After building a walled garden streaming service, WBD is now back to licensing out some of its premium content, including HBO Originals and DC films, even to Netflix. These moves will help WBD’s bottomline line, and have increased demand for the licensed content, but it may also be pulling consumers back to Netflix and help it further its lead over the field.

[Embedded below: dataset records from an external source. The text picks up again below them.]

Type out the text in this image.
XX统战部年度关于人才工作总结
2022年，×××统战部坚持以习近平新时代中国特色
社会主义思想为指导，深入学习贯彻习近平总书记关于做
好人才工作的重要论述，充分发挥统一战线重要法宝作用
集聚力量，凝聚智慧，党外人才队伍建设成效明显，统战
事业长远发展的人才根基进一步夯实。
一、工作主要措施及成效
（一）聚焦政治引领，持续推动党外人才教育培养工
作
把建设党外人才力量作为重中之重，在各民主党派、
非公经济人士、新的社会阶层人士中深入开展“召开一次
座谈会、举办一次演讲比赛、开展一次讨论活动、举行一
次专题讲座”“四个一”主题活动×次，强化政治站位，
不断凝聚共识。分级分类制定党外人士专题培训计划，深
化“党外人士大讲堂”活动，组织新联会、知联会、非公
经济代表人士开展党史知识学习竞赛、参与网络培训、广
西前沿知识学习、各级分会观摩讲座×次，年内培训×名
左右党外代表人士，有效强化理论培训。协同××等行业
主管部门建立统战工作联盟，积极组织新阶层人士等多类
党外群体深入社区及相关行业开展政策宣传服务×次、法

Corporate demand share assesses the long-term viability of the top media companies as they look to consolidate their original content’s availability exclusively onto their own platforms, and can effectively help value a conglomerate’s legacy and library content in aggregate. Since the Discovery-WarnerMedia merger went through in April 2022, Disney and WBD have been the top two media conglomerates in corporate demand share. Disney has historically been the biggest slice of this pie chart. These two companies alone account for 37.1% of the demand for all TV content with US audiences as of Q3 2023. WBD’s most straightforward path to leapfrogging Disney in this category is to join forces with a competitor. A combination with either NBCUniversal or Paramount Global would put either new entity ahead of Disney in Corporate Demand Share. While the Hulu buyout should improve Disney’s streaming business, Disney may be arming Comcast with the funds to make an industry-shifting acquisition. Comcast CEO Brian Roberts made failed attempts to acquire both Disney and 21st Century Fox. Regulatory hurdles aside, could the third time for Roberts finally be the charm when it comes to Warner Bros. Discovery?